In 1864, the North's Ulysees S. Grant decided to take direct advantage of the Union's numerical superiority of two to one, realizing that he could lose men in this proportion and still win. Viewed in this light, all but the most egregious of the North's previous "defeats" were actually Union victories (at Chancellorsville, for instance, the Confederates inflicted casualties in the ratio of only four to three and lost Stonewall Jackson). He combined this idea with a second one; that if the Confederate army could be separated from the defense of Richmond, the South would lose. Put another way, Grant could force the Confederates to fight on his terms by attacking Richmond and forcing Lee to defend it.
The Overland Campaign started with several near misses, and Union losses of nearly two to one. For all that, Grant sacrificed 60,000 men (against Confederate losses of about half that) in sixty days to get sixty miles closer to Richmond. When there was an outcry, Grant retorted "I plan to fight it out along this line if it takes all summer." With Grant closing in on Richmond, the Union loss rate went down to three to two, and ultimately, one to one. Lee simply could not survive such a war of attrition and finally fled Richmond to Appomattox, where he surrendered when caught by the Union army.
Upvote:13
In short, no, Sir Alistair is wrong in this case (although the example quoted is, perhaps, more an example of journalistic hyperbole than something intended to be taken literally).

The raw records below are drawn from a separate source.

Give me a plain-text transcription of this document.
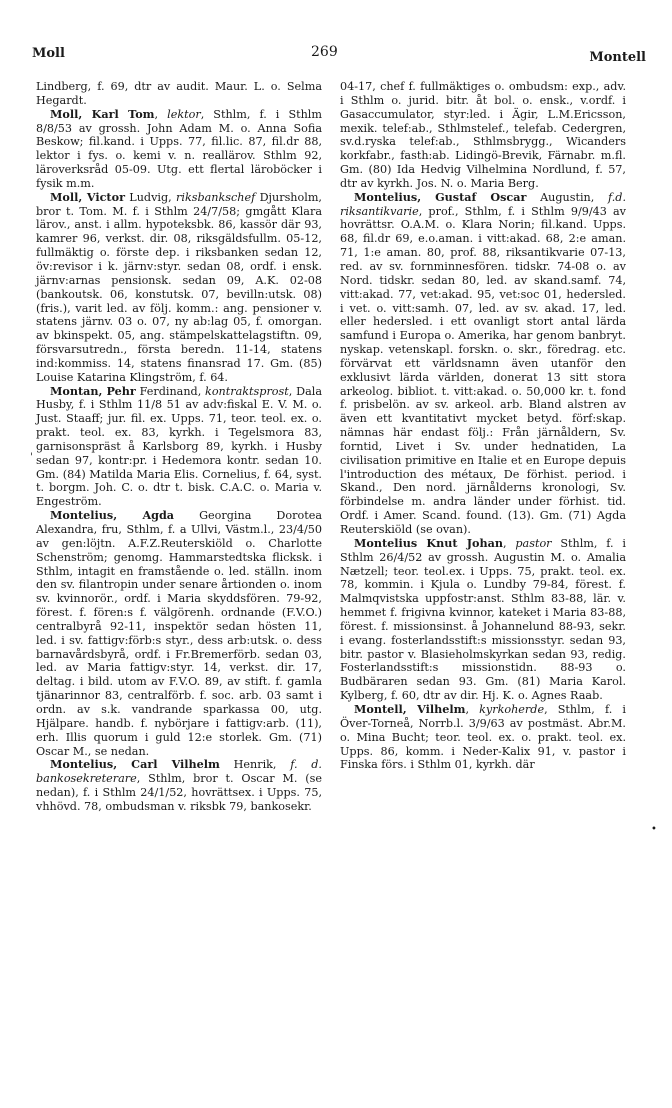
Moll	269	Montell

Lindberg, f. 69, dtr av audit. Maur. L. o. Selma Hegardt.

Moll, Karl Tom, lektor, Sthlm, f. i Sthlm 8/8/53 av grossh. John Adam M. o. Anna Sofia Beskow; fil.kand. i Upps. 77, fil.lic. 87, fil.dr 88, lektor i fys. o. kemi v. n. reallärov. Sthlm 92, läroverksråd 05-09. Utg. ett flertal läroböcker i fysik m.m.

Moll, Victor Ludvig, riksbankschef Djursholm, bror t. Tom. M. f. i Sthlm 24/7/58; gmgått Klara lärov., anst. i allm. hypoteksbk. 86, kassör där 93, kamrer 96, verkst. dir. 08, riksgäldsfullm. 05-12, fullmäktig o. förste dep. i riksbanken sedan 12, öv:revisor i k. järnv:styr. sedan 08, ordf. i ensk. järnv:arnas pensionsk. sedan 09, A.K. 02-08 (bankoutsk. 06, konstutsk. 07, bevilln:utsk. 08) (fris.), varit led. av följ. komm.: ang. pensioner v. statens järnv. 03 o. 07, ny ab:lag 05, f. omorgan. av bkinspekt. 05, ang. stämpelskattelagstiftn. 09, försvarsutredn., första beredn. 11-14, statens ind:kommiss. 14, statens finansrad 17. Gm. (85) Louise Katarina Klingström, f. 64.

Montan, Pehr Ferdinand, kontraktsprost, Dala Husby, f. i Sthlm 11/8 51 av adv:fiskal E. V. M. o. Just. Staaff; jur. fil. ex. Upps. 71, teor. teol. ex. o. prakt. teol. ex. 83, kyrkh. i Tegelsmora 83, garnisonspräst å Karlsborg 89, kyrkh. i Husby sedan 97, kontr:pr. i Hedemora kontr. sedan 10. Gm. (84) Matilda Maria Elis. Cornelius, f. 64, syst. t. borgm. Joh. C. o. dtr t. bisk. C.A.C. o. Maria v. Engeström.

Montelius, Agda Georgina Dorotea Alexandra, fru, Sthlm, f. a Ullvi, Västm.l., 23/4/50 av gen:löjtn. A.F.Z.Reuterskiöld o. Charlotte Schenström; genomg. Hammarstedtska flicksk. i Sthlm, intagit en framstående o. led. ställn. inom den sv. filantropin under senare årtionden o. inom sv. kvinnorör., ordf. i Maria skyddsfören. 79-92, förest. f. fören:s f. välgörenh. ordnande (F.V.O.) centralbyrå 92-11, inspektör sedan hösten 11, led. i sv. fattigv:förb:s styr., dess arb:utsk. o. dess barnavårdsbyrå, ordf. i Fr.Bremerförb. sedan 03, led. av Maria fattigv:styr. 14, verkst. dir. 17, deltag. i bild. utom av F.V.O. 89, av stift. f. gamla tjänarinnor 83, centralförb. f. soc. arb. 03 samt i ordn. av s.k. vandrande sparkassa 00, utg. Hjälpare. handb. f. nybörjare i fattigv:arb. (11), erh. Illis quorum i guld 12:e storlek. Gm. (71) Oscar M., se nedan.

Montelius, Carl Vilhelm Henrik, f. d. bankosekreterare, Sthlm, bror t. Oscar M. (se nedan), f. i Sthlm 24/1/52, hovrättsex. i Upps. 75, vhhövd. 78, ombudsman v. riksbk 79, bankosekr.

04-17, chef f. fullmäktiges o. ombudsm: exp., adv. i Sthlm o. jurid. bitr. åt bol. o. ensk., v.ordf. i Gasaccumulator, styr:led. i Ägir, L.M.Ericsson, mexik. telef:ab., Sthlmstelef., telefab. Cedergren, sv.d.ryska telef:ab., Sthlmsbrygg., Wicanders korkfabr., fasth:ab. Lidingö-Brevik, Färnabr. m.fl. Gm. (80) Ida Hedvig Vilhelmina Nordlund, f. 57, dtr av kyrkh. Jos. N. o. Maria Berg.

Montelius, Gustaf Oscar Augustin, f.d. riksantikvarie, prof., Sthlm, f. i Sthlm 9/9/43 av hovrättsr. O.A.M. o. Klara Norin; fil.kand. Upps. 68, fil.dr 69, e.o.aman. i vitt:akad. 68, 2:e aman. 71, 1:e aman. 80, prof. 88, riksantikvarie 07-13, red. av sv. fornminnesfören. tidskr. 74-08 o. av Nord. tidskr. sedan 80, led. av skand.samf. 74, vitt:akad. 77, vet:akad. 95, vet:soc 01, hedersled. i vet. o. vitt:samh. 07, led. av sv. akad. 17, led. eller hedersled. i ett ovanligt stort antal lärda samfund i Europa o. Amerika, har genom banbryt. nyskap. vetenskapl. forskn. o. skr., föredrag. etc. förvärvat ett världsnamn även utanför den exklusivt lärda världen, donerat 13 sitt stora arkeolog. bibliot. t. vitt:akad. o. 50,000 kr. t. fond f. prisbelön. av sv. arkeol. arb. Bland alstren av även ett kvantitativt mycket betyd. förf:skap. nämnas här endast följ.: Från järnåldern, Sv. forntid, Livet i Sv. under hednatiden, La civilisation primitive en Italie et en Europe depuis l'introduction des métaux, De förhist. period. i Skand., Den nord. järnålderns kronologi, Sv. förbindelse m. andra länder under förhist. tid. Ordf. i Amer. Scand. found. (13). Gm. (71) Agda Reuterskiöld (se ovan).

Montelius Knut Johan, pastor Sthlm, f. i Sthlm 26/4/52 av grossh. Augustin M. o. Amalia Nætzell; teor. teol.ex. i Upps. 75, prakt. teol. ex. 78, kommin. i Kjula o. Lundby 79-84, förest. f. Malmqvistska uppfostr:anst. Sthlm 83-88, lär. v. hemmet f. frigivna kvinnor, kateket i Maria 83-88, förest. f. missionsinst. å Johannelund 88-93, sekr. i evang. fosterlandsstift:s missionsstyr. sedan 93, bitr. pastor v. Blasieholmskyrkan sedan 93, redig. Fosterlandsstift:s missionstidn. 88-93 o. Budbäraren sedan 93. Gm. (81) Maria Karol. Kylberg, f. 60, dtr av dir. Hj. K. o. Agnes Raab.

Montell, Vilhelm, kyrkoherde, Sthlm, f. i Över-Torneå, Norrb.l. 3/9/63 av postmäst. Abr.M. o. Mina Bucht; teor. teol. ex. o. prakt. teol. ex. Upps. 86, komm. i Neder-Kalix 91, v. pastor i Finska förs. i Sthlm 01, kyrkh. där

'
•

There many examples of 'wars of attrition' from history. One might argue that the strategy dates back to Quintus Verrucosus's defence against Hannibal during the Second Punic War in the 3rd century BCE.
In the "modern" age, the strategy was used to good effect against the British during the American Revolutionary War, and also in the later stages of the American Civil War (three good examples there were the Siege of Vicksburg, the Overland Campaign and the Siege of Petersburg).
Perhaps the best-known example though is Napoleon Bonaparte's ill-fated 1812 invasion of Russia, where the Russian strategy devised by Marshal Mikhail Kutuzov literally bled (and froze!) Napoleon's army to death.
Erich Von Falkenhayn came from a West-Prussian Junker family. He entered cadet school at the age of ten and later attended the military academy. There is no doubt that he knew his military history. His strategy was undoubtedly inspired by these, and other, successful attritional campaigns.
EDIT: This paper by Robert Foley on German Strategy and the Path to Verdun: Erich von Falkenhayn and the Development of Attrition, 1870-1916 (shared by the author on academia.edu) is also definitely worth reading.